Achieving High Energy Density and Low Loss in PVDF/BST Nanodielectrics with Enhanced Structural Homogeneity

Abstract

Poor compatibility of polymer/ceramic composites used as high-pulse capacitors with high permittivity suffers from the reduced breakdown strength (E_b) and lowered energy density (U_e). Herein, mussel-inspired poly(dopamine) (PDA)-modified BaSrTiO₃ (mBST) nanoparticle and poly(vinylidene fluoride) (PVDF) matrix are bonded together to fabricate nanocomposites with a cross-linked network and enhanced compatibility.
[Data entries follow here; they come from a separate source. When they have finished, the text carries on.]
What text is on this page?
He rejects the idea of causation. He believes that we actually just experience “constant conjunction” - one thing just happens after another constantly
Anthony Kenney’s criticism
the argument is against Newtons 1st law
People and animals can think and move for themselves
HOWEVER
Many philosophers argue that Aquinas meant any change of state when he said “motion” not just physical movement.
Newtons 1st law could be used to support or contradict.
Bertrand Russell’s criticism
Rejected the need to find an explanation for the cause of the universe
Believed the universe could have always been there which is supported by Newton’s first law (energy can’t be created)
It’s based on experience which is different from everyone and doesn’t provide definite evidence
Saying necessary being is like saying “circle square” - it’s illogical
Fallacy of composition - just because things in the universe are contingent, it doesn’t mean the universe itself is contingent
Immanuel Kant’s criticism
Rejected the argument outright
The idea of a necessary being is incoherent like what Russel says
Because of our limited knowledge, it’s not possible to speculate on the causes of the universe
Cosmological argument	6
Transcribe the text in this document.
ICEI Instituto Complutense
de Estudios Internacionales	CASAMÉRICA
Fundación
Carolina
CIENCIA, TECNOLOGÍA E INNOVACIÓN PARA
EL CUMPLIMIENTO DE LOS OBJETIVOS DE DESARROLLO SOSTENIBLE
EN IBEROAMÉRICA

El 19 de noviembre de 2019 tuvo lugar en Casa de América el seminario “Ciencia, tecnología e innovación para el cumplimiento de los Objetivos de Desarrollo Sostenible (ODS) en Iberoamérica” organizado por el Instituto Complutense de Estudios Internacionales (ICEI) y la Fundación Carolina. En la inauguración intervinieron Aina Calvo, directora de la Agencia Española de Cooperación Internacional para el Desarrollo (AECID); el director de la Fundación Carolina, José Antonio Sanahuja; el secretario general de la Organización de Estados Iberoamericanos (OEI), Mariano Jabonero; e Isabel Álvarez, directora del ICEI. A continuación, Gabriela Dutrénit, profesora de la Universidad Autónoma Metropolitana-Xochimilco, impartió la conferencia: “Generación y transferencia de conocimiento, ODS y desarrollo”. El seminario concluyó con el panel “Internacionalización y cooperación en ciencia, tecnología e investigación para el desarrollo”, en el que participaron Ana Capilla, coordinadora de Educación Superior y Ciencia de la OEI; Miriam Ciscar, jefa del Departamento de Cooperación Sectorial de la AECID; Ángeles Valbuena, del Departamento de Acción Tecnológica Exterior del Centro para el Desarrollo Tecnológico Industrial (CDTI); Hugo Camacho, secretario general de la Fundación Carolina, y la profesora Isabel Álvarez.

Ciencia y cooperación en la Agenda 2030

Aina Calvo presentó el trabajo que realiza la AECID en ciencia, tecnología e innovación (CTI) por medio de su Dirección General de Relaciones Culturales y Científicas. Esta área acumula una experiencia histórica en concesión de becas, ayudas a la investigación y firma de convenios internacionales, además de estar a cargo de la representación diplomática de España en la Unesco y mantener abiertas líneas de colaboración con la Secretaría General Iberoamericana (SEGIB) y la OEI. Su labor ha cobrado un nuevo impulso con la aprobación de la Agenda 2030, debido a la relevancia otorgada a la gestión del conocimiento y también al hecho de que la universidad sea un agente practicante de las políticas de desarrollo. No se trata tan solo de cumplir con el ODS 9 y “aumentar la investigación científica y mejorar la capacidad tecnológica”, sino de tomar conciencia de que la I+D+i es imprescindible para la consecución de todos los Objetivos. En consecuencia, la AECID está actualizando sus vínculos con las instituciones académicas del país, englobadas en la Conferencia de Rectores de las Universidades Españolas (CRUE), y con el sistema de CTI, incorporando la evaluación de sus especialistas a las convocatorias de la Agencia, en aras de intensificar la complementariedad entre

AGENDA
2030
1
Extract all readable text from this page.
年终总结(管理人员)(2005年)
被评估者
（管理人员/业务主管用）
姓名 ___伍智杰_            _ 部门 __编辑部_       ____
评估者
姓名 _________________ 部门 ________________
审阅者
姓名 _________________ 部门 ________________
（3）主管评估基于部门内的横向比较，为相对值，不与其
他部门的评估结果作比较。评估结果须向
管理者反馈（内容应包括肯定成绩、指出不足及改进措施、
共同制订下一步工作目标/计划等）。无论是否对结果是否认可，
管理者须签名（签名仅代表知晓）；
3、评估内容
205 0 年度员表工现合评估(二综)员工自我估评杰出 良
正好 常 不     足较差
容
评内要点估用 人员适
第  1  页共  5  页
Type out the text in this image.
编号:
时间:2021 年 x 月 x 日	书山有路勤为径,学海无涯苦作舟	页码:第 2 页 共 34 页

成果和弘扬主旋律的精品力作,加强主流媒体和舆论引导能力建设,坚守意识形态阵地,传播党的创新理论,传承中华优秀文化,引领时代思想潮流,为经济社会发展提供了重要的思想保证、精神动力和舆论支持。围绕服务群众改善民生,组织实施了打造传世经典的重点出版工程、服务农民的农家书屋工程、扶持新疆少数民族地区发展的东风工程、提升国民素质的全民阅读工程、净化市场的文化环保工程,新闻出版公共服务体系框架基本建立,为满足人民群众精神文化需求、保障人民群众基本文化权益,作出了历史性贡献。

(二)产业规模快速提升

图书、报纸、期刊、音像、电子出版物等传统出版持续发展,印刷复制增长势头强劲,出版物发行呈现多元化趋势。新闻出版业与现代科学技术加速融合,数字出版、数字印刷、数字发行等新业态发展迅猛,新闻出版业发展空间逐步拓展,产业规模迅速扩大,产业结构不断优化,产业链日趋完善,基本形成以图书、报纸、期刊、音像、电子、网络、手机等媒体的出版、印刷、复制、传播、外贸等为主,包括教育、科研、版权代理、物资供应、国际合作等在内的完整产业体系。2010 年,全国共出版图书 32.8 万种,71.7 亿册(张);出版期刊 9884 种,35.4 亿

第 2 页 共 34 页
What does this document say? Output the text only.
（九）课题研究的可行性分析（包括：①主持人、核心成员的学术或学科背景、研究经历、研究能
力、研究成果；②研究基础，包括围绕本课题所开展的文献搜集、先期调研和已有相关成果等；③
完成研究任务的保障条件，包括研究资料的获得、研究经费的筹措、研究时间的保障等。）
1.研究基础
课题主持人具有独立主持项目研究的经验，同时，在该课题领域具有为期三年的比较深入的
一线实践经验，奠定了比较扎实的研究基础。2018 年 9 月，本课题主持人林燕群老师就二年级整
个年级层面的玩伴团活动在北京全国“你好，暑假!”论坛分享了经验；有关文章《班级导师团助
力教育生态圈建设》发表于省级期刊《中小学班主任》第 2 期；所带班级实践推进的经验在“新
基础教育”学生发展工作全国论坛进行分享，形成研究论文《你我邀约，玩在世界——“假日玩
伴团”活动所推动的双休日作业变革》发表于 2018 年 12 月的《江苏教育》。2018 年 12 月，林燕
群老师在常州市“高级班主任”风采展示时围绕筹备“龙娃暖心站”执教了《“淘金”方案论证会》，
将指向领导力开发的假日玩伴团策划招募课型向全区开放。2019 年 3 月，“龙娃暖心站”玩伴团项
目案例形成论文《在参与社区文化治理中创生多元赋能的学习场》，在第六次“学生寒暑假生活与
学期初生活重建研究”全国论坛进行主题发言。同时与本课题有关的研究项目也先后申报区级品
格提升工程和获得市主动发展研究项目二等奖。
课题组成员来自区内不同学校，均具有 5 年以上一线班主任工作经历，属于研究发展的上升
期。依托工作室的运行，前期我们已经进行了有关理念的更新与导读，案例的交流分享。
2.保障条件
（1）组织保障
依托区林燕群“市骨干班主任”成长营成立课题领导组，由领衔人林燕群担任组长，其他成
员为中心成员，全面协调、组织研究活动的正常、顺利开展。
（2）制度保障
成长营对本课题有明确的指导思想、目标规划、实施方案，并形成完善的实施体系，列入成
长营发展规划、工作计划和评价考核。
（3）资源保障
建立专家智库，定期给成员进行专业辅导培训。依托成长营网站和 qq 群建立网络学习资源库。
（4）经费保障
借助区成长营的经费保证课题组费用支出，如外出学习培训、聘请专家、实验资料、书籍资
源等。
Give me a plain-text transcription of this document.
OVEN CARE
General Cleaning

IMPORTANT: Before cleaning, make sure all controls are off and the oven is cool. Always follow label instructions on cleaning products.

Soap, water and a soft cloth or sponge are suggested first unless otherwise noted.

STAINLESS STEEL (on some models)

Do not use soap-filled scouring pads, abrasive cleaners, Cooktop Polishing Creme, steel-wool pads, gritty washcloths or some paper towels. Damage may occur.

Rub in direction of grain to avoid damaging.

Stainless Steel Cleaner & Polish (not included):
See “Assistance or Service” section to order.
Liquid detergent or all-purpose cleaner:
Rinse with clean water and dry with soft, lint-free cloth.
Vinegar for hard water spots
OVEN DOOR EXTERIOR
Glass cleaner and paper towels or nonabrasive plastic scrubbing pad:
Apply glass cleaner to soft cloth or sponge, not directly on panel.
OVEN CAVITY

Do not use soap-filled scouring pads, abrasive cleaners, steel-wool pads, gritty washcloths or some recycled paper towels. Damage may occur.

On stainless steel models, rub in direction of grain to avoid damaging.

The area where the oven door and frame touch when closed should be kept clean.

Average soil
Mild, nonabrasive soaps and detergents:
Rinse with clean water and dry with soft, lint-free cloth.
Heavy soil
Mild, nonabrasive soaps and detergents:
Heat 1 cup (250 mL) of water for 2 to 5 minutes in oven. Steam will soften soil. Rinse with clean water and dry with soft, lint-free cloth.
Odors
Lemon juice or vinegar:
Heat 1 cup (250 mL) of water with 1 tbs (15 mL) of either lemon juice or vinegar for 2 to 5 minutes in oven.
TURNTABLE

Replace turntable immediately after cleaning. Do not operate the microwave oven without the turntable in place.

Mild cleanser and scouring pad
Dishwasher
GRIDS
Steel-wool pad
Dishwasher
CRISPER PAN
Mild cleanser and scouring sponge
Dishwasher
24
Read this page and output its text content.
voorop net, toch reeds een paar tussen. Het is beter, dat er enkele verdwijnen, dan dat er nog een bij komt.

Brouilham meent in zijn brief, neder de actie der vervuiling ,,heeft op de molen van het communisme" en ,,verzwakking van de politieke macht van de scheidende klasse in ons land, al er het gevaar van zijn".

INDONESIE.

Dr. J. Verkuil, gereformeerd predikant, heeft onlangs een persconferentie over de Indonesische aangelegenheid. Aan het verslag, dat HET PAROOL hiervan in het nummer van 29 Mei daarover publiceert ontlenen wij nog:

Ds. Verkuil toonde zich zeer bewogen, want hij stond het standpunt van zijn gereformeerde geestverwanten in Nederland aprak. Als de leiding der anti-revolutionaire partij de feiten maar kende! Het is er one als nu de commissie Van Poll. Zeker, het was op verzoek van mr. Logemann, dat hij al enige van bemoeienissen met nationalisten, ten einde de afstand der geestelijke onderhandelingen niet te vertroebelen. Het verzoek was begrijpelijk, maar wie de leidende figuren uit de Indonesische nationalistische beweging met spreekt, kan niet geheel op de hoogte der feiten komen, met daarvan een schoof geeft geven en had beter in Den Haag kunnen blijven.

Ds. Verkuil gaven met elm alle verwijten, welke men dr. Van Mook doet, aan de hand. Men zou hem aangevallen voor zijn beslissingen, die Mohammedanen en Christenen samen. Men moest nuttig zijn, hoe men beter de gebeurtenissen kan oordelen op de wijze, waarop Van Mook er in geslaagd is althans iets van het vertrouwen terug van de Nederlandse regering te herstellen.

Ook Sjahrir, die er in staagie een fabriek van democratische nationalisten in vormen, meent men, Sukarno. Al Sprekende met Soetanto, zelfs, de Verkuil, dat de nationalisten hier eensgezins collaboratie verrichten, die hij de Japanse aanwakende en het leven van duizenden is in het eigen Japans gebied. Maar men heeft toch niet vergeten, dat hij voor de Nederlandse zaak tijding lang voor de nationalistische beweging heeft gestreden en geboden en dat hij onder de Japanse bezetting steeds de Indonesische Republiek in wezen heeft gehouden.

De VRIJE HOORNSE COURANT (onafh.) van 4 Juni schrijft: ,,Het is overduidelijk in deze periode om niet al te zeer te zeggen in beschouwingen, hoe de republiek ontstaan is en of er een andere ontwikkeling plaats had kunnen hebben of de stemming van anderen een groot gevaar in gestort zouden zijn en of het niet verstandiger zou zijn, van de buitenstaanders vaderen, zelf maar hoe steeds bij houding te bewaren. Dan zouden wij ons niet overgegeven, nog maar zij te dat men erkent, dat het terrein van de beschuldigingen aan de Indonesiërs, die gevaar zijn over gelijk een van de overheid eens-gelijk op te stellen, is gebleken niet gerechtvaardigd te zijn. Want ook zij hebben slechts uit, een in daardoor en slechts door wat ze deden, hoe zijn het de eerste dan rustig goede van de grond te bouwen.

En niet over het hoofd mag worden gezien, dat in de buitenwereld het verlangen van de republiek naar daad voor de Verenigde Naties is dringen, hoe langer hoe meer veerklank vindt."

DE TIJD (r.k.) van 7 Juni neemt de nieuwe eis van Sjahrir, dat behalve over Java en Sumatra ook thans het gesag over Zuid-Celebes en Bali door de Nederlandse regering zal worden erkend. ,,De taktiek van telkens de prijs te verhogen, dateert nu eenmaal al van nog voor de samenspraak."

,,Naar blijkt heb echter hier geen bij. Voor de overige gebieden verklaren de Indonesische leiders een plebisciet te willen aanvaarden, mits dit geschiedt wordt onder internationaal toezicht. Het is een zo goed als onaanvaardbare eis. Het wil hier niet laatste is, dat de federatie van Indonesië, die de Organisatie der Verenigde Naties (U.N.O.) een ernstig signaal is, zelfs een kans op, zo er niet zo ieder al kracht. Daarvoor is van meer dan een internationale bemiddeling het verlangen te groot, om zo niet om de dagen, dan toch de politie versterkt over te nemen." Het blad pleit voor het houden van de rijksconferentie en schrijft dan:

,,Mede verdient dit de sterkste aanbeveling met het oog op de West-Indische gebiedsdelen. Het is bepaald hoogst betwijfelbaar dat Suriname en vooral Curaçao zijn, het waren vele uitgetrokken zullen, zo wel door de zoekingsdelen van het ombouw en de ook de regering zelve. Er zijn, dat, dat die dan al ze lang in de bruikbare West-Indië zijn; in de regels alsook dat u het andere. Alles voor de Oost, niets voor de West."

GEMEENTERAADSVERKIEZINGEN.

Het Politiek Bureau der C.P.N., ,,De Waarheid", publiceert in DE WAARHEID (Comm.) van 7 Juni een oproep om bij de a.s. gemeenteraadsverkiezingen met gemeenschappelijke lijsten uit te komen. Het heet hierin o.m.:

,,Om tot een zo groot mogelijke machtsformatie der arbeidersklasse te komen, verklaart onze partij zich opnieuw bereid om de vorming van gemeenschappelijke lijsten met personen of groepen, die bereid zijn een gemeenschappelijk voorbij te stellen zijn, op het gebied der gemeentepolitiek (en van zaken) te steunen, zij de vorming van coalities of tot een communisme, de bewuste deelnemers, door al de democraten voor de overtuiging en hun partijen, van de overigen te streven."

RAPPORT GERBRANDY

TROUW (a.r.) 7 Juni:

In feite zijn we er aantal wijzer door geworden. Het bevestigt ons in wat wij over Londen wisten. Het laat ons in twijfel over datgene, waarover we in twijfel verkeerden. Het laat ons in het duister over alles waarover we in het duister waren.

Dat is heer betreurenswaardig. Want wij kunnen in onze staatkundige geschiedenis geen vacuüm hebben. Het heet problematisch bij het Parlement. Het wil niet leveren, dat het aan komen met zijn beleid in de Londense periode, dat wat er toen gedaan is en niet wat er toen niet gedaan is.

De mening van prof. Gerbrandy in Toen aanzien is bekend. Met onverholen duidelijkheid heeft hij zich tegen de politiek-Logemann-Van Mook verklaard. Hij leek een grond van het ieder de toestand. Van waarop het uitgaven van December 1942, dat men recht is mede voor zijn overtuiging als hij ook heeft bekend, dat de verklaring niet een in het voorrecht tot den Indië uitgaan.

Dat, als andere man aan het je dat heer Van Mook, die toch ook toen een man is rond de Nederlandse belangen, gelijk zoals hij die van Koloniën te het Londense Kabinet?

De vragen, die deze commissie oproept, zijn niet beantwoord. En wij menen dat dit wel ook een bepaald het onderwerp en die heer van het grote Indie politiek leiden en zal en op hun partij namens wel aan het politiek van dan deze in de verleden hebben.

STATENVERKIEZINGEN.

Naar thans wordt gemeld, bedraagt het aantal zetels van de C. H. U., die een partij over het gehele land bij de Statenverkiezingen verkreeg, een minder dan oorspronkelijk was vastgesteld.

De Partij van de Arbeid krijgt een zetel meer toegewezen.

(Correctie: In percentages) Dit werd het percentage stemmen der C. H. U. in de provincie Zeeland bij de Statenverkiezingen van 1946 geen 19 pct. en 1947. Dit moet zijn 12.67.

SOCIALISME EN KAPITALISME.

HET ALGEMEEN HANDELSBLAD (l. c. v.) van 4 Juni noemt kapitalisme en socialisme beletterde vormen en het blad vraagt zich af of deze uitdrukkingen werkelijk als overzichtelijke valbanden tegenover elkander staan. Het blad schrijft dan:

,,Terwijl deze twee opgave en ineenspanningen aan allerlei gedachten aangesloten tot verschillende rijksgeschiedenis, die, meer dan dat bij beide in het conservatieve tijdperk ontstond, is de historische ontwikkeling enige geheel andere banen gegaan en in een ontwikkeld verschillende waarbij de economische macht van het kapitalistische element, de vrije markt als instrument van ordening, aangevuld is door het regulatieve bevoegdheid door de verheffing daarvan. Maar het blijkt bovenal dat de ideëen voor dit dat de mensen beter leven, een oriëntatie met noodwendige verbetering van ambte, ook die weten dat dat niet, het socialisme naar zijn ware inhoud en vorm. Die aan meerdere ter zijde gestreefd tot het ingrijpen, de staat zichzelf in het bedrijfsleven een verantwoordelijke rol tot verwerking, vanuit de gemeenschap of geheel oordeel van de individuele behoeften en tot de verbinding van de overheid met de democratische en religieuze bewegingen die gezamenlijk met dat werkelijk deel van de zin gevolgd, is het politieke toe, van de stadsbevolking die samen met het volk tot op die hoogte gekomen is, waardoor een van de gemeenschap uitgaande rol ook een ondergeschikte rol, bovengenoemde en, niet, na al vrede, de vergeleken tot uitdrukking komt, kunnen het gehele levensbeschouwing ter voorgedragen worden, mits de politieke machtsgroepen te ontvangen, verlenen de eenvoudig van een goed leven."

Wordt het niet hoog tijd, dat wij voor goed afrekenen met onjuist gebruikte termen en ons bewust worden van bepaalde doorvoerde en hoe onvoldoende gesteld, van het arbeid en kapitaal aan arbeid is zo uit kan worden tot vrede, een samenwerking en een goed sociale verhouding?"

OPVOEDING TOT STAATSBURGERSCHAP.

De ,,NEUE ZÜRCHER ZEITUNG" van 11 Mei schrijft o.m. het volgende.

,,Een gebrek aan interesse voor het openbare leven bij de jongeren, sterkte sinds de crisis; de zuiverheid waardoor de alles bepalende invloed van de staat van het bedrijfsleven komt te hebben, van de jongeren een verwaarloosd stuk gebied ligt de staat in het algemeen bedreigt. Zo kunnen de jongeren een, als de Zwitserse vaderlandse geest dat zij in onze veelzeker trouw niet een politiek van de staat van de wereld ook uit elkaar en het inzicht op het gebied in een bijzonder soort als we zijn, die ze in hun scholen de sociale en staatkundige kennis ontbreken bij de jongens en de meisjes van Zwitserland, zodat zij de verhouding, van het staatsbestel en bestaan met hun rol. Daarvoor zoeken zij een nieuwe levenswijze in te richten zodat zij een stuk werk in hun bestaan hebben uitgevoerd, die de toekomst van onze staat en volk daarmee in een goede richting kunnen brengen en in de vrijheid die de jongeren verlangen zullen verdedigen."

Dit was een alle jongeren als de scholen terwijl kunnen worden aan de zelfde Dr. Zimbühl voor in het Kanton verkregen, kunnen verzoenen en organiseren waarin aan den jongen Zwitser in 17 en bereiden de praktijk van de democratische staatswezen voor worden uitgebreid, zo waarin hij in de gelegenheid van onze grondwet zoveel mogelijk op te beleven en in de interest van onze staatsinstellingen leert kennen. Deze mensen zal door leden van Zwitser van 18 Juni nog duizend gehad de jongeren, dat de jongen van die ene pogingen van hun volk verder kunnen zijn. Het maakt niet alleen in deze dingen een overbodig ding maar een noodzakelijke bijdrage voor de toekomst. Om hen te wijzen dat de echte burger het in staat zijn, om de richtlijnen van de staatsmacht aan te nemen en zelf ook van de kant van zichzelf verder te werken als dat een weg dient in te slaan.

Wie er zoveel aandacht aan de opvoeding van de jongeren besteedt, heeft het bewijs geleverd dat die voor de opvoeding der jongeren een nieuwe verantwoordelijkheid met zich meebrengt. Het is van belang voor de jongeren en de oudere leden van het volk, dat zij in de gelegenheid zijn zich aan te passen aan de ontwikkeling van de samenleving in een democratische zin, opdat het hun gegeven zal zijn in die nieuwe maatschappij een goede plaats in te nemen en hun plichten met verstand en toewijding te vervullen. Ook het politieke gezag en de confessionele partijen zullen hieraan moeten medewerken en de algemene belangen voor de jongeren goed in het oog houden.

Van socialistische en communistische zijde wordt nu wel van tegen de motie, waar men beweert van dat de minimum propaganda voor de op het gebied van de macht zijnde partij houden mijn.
The significantly improved E_b of 466 MV/m and the highest U_e of 11.0 J/cm³ for PVDF-based polymer/BST composites have been obtained. By comparing the properties of the three series of composites with different structures, the contribution of ferroelectric relaxation, interface polarization, and leakage conduction to the dielectric loss has been well addressed. Notably, the surface modification of BST with PDA could remarkably enhance the compatibility of the two components and the structural homogeneity of the composite. The improved bonding between the polymer matrix and the filler chemically or physically is responsible for the reduced dielectric loss from both conduction loss and interfacial polarization, which is the key to improve the E_b, U_e, and η of the composite. It has been revealed that enhancing the homogeneity of the composites by modifying ceramics and constructing cross-linked networks between the polymer matrix and the filler might be a facile strategy to achieve high energy storage performance in polymer composites.